Als ik officieel bezoek had, gin­gen we altijd even naar ons bui­tenland.
Naar Nijmegen, bijvoor­beeld. Zo'n uitstapje werd altijd als iets positiefs gevoeld. Zo moet dat ook. Met onze cultuur­verschillen kunnen we altijd iets van elkaar leren. Ik vind dus ook niet dat we allemaal hetzelf­de moeten zijn in één Europa."
U bent vooral de man van de grensoverschrijdende gezond­heidszorg en de initiator van een groot samenwerkingsplatform tus­sen ziekenhuizen, zorgverzeke­raars en patiëntengroepen. Trau­mahelikopters werken aan beide zijden van de grens. Vanwaar die focus op gezondheid?

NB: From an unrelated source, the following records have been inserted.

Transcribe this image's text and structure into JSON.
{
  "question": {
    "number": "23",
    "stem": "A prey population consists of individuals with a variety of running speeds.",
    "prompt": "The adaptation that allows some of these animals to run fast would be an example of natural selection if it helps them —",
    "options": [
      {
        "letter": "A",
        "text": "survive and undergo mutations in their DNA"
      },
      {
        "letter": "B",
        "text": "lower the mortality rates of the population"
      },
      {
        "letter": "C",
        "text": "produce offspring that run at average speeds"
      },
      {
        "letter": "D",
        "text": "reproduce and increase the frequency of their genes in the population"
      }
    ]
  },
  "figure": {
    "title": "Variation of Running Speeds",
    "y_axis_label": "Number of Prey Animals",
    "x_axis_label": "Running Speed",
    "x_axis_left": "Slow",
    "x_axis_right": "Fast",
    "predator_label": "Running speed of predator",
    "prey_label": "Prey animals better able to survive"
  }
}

„Twintig jaar geleden is mijn ei­gen kind lang in het Radboudzie­kenhuis behandeld. Daardoor heb ik heel positieve contacten opgebouwd. Het was een grote uitzondering dat ons kind van­uit Kranenburg naar het Rad­boud kon, terwijl een ander ziek meisje uit haar klas helemaal naar Essen moest. Die ongelijk­heid was voor mij aanleiding me in te zetten voor een grens­overschrijdende gezondheids­zorg. Er wordt nu gewerkt aan afspraken over grensoverschrij­dende medische behandelingen en over de verrekening met zorgverzekeraars."